La proposta di legge n. 2055/A approvata dalla Camera dei Deputati il
16 dicembre 2004 è l'ultima tappa della realizzazione, da tempo
in atto, di un “diritto diseguale”.. Non ci sono, alle sue
spalle, solo gli interessi contingenti di uno o più imputati eccellenti;
c'è anche il progetto politico culturale (non nuovo ma qui perseguito
con particolare intensità) di strutturare il sistema penale sul
doppio binario dell'impunità per i colletti bianchi e della "tolleranza
zero" per la devianza degli esclusi (cioè dei settori marginali
o semplicemente non inseriti della società).
L'obiettivo è un diritto sostanziale e processuale differenziato:
come nell'ottocento, implacabile per i "briganti" e declamatorio
e privo di ogni effettività (fino allo scandalo) per i "galantuomini".
Emerge un nuovo tipo d'autore, il "recidivo reiterato", destinatario
non solo di pene assai più elevate, ma anche di periodi prescrizionali
più lunghi e di un trattamento penitenziario molto più severo.
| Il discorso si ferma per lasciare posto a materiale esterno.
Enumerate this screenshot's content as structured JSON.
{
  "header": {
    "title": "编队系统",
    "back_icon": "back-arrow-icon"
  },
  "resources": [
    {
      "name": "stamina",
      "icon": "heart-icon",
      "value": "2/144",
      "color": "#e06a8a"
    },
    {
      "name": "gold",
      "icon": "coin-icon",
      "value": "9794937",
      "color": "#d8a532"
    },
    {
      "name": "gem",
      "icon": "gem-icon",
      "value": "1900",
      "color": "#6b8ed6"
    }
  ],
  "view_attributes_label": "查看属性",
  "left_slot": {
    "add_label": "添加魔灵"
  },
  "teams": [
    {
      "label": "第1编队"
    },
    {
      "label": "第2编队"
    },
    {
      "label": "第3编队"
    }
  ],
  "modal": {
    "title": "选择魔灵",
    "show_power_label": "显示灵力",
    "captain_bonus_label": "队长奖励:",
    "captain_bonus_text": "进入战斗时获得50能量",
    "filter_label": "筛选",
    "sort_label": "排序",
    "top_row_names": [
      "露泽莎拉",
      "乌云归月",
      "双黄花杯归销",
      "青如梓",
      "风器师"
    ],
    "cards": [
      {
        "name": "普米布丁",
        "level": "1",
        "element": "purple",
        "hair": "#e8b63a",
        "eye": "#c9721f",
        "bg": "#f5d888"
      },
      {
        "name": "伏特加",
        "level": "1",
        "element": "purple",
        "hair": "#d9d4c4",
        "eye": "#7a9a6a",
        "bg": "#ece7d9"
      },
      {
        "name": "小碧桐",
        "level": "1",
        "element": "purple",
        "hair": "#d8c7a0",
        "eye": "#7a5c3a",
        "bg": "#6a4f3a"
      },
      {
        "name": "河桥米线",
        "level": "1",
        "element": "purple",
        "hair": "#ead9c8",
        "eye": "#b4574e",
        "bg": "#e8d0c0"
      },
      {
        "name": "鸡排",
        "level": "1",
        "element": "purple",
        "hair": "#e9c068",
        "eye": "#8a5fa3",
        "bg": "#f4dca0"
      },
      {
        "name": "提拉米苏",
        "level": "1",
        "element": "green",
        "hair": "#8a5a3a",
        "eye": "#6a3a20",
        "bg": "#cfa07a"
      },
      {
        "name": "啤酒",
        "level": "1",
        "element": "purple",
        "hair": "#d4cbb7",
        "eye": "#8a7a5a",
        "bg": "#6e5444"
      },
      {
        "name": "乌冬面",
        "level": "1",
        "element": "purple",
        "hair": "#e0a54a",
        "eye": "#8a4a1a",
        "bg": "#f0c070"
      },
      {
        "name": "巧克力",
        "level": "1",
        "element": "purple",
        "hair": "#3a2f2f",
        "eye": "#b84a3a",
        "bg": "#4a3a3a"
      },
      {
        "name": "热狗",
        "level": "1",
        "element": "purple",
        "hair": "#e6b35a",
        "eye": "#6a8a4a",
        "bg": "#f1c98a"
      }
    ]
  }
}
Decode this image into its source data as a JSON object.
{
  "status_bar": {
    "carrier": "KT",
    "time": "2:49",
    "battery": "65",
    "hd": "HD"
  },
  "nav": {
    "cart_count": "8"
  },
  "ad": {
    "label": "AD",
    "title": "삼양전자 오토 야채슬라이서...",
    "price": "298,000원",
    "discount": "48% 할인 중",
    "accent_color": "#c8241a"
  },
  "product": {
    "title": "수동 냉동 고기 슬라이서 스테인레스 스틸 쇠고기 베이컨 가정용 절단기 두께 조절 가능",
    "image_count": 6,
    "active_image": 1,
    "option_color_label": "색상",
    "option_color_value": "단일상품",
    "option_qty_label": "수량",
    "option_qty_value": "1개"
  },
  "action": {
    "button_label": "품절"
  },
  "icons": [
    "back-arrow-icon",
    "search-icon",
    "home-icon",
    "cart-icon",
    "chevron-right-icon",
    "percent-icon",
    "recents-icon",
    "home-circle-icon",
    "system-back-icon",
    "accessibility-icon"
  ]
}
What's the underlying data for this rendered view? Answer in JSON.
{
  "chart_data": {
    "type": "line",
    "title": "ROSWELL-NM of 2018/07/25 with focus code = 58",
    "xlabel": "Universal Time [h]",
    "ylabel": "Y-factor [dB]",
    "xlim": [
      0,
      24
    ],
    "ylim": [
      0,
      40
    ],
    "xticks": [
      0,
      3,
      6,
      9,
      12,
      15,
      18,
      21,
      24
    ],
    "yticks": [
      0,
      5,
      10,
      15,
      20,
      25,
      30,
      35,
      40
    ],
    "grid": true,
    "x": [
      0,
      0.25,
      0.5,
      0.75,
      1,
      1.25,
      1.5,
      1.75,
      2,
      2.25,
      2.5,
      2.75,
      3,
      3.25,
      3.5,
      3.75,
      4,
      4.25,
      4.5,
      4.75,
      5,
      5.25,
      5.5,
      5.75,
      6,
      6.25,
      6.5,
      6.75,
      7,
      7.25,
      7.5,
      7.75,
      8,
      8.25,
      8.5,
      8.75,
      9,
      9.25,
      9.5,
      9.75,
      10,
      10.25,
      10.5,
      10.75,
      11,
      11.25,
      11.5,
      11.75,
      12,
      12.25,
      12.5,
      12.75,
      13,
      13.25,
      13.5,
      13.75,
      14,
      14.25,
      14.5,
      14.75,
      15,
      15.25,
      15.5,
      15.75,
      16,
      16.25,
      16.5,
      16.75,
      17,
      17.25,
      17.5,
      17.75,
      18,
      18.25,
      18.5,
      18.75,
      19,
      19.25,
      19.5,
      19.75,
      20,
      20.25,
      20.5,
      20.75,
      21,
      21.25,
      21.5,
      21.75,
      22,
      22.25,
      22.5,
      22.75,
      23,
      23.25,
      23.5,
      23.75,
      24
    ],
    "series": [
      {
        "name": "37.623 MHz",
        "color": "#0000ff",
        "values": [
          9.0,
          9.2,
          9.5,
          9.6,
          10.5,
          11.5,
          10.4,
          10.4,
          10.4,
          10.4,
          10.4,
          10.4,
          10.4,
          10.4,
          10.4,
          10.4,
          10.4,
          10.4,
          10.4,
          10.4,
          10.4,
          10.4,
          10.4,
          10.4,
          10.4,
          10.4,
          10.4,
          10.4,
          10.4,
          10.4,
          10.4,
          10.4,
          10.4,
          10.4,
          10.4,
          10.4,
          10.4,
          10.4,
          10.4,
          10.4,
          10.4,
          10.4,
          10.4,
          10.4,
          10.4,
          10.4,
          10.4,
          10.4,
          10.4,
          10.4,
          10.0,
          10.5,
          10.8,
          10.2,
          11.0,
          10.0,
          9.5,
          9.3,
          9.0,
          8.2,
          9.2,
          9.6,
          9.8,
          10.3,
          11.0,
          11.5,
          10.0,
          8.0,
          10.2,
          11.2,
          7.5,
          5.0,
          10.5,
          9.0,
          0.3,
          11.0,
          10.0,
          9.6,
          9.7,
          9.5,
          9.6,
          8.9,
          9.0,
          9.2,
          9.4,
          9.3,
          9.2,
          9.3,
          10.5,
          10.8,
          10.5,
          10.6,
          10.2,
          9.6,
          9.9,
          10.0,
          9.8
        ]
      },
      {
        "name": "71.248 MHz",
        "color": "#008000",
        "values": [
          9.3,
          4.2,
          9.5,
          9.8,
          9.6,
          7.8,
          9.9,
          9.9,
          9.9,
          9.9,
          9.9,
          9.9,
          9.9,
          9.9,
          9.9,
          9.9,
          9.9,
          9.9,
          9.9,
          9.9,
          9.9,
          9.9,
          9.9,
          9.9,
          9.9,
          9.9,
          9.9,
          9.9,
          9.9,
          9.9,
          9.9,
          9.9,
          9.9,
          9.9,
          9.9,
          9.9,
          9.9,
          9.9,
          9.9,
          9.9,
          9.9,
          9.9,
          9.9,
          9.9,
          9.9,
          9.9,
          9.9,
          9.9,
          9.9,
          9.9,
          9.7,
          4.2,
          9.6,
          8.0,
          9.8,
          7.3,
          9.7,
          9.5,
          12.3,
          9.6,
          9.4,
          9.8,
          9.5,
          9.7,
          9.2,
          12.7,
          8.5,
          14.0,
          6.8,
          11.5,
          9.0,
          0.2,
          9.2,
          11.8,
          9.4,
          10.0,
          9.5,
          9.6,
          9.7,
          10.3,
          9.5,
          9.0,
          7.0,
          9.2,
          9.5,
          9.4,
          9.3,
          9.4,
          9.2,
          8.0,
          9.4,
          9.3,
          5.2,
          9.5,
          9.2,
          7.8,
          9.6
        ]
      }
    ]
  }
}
Da un lato vi è un generalizzato inasprimento degli aumenti di
pena per chiunque, già condannato per un delitto non colposo, ne
commette un altro; dall’altro, nel caso in cui sia commesso uno
dei delitti di cui all’art. 407, comma 2, lett. a cpp, l’aumento
per la recidiva è obbligatorio ed in alcuni casi non può
essere inferiore ad un terzo della pena. Se poi i reati in concorso formale
o in continuazione sono commessi da un soggetto recidivo reiterato (da
soggetto recidivo, cioè, che commette altro delitto non colposo),
l’aumento di pena non può essere inferiore ad un terzo della
pena stabilita per il reato più grave. E – si badi –
il riferimento non è necessariamente a criminali incalliti, ma
anche a persone che hanno riportato due condanne per delitti non colposi,
indipendentemente dal tempo trascorso e dalla natura dei reati commessi
(sì che rientra nella categoria, per esempio, anche l'autore di
un furto in supermercato e di una resistenza a pubblico ufficiale commessi
a dieci anni di distanza l'uno dall'altro). L'impostazione è quella,
demagogica e inefficace, della “tolleranza zero”, adottata,
per di più, quando l'esperienza applicativa decennale ne sta mostrando
i limiti anche negli Stati Uniti (che ne sono il paese d'origine), dopo
essersi rivelata illusoria, in tempi passati, anche nel nostro Paese.
Eppure i fatti sono univoci: nessuna reale dissuasione si è mai
ottenuta aumentando le pene e inasprendo il trattamento penitenziario;
il contrasto duraturo della devianza e della criminalità minore
passa per le ben diverse strade di una seria strategia (specie sociale)
di prevenzione e di integrazione, del controllo del territorio, di processi
più rapidi, di una politica penitenziaria di recupero. Ma per far
ciò non ci sono né investimenti né volontà.
E non è tutto. Sull'altare del trattamento differenziato e dell'illusione
repressiva vengono sacrificati valori fondamentali. Due in particolare.
Anzitutto viene drasticamente ridotta la discrezionalità del giudice,
sostituita in molti casi (concessione delle attenuanti, giudizio di bilanciamento
delle circostanze, aggravamenti di pena per recidiva, applicazione di
benefici penitenziari) con automatismi che impediscono ogni valutazione
della gravità del fatto e della personalità dell'imputato.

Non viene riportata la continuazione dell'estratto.